De leur lumière avec la lumière des yeux, la douce lumière des yeux, changeants comme la mer. J’ai plus aimé les yeux que toutes les autres manifestations corporelles de la beauté. Les yeux participent de la lumière

Et participent de l’eau. Ils participent de la pensée et participent de l’amour. Ils disent le degré de pression de la matière cérébrale, et comment sont tendus les nerfs sacrés.

Ils disent l’état du sang, l’étiage du fleuve, les violences soudaines contre ses digues et ses valvules, ou au contraire sa paix. Les yeux sont le manomètre de la machine animale.

VII

Ils sont cela et pas autre chose. Ils n’ont que le pouvoir d’être un signe. En eux passent les ombres du drame. Les yeux regardent les yeux et les comprennent. Les yeux donnent. Les yeux prennent. Les yeux parlent.

Et leurs paroles signifient le désir de l’être ou la placidité de sa volonté. Le langage des yeux est très clair pour les amants et pour ceux qui ne le sont pas encore et pour ceux qui ne le seront jamais. Les yeux se font des discours entre eux.

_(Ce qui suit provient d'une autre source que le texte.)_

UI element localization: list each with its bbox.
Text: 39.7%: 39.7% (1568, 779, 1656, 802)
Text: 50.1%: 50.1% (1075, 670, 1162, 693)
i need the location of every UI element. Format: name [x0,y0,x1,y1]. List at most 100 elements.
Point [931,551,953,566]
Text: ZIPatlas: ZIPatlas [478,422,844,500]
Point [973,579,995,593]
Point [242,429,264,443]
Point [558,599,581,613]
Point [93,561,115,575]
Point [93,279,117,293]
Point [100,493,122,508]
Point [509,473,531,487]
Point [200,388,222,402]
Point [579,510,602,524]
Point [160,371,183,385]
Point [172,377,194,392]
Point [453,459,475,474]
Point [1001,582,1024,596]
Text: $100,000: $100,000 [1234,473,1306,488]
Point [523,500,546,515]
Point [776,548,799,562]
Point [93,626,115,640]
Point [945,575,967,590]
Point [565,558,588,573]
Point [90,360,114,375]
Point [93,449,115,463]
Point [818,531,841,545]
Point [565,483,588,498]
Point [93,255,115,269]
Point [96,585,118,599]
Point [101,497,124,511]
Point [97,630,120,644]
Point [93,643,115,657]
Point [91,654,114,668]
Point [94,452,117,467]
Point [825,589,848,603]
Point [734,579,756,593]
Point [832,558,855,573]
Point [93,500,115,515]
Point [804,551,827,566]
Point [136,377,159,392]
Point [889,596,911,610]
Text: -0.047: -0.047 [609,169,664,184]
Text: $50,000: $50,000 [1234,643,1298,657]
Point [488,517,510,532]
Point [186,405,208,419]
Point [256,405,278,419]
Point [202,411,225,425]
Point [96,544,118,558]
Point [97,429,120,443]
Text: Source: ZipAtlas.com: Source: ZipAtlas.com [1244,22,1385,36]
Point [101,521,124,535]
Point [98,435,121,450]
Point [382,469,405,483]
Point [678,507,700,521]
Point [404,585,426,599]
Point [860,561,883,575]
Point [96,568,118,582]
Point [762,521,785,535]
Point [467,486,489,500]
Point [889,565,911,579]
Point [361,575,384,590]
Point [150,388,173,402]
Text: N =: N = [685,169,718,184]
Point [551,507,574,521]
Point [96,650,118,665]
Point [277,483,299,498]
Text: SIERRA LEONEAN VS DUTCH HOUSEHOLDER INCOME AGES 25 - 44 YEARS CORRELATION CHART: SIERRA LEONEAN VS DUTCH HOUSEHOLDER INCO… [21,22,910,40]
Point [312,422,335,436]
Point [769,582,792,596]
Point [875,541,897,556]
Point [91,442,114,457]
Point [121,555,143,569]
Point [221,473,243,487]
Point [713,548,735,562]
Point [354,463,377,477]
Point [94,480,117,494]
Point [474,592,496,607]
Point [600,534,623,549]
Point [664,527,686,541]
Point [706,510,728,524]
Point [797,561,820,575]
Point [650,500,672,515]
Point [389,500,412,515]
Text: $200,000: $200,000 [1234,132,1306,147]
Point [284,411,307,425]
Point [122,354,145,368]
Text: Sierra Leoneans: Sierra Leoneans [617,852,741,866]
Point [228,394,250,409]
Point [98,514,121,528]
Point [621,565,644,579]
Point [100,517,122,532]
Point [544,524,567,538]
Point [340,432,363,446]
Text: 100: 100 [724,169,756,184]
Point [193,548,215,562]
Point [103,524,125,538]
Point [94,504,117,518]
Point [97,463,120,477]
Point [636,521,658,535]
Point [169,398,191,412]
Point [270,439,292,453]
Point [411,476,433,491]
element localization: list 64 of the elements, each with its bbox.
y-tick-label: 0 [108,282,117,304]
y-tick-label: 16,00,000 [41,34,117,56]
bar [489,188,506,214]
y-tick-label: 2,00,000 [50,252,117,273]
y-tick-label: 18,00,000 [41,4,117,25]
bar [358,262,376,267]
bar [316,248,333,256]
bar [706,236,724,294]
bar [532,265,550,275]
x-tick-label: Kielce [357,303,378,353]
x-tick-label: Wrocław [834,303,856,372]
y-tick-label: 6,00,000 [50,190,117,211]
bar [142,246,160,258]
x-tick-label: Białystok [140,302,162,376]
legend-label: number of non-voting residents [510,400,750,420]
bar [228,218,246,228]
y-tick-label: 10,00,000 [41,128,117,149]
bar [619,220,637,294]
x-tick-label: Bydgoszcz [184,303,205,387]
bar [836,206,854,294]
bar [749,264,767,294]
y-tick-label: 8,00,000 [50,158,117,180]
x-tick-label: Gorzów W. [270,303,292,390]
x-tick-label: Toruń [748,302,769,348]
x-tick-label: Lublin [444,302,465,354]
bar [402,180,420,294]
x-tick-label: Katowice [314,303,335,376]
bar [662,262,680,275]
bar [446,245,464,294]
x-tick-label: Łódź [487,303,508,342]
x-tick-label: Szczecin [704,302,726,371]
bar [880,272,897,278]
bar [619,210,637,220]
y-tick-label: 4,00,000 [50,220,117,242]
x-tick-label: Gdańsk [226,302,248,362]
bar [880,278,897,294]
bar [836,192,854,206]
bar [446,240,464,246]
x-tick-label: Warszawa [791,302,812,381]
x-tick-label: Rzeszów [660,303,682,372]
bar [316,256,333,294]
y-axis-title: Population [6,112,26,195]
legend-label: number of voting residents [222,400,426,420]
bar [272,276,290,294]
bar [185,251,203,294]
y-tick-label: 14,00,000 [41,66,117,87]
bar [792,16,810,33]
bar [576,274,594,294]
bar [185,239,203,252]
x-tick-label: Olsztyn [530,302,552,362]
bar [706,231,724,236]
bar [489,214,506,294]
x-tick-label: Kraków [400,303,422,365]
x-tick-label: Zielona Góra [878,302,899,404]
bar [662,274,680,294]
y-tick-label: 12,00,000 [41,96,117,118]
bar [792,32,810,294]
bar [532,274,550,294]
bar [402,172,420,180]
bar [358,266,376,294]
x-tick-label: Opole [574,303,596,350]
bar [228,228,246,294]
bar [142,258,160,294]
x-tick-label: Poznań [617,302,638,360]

Près de se ternir, avant de fondre comme un morceau de sucre dans le verre d’eau de la mort, les miens te parleront encore, mais ils n’emporteront pas bien loin ta réponse,

Car on n’emporte rien, on meurt. Laisse-moi donc regarder les yeux que j’ai découverts, les yeux qui me survivront, pour que j’y grave l’image que je fus en rêvant ceci.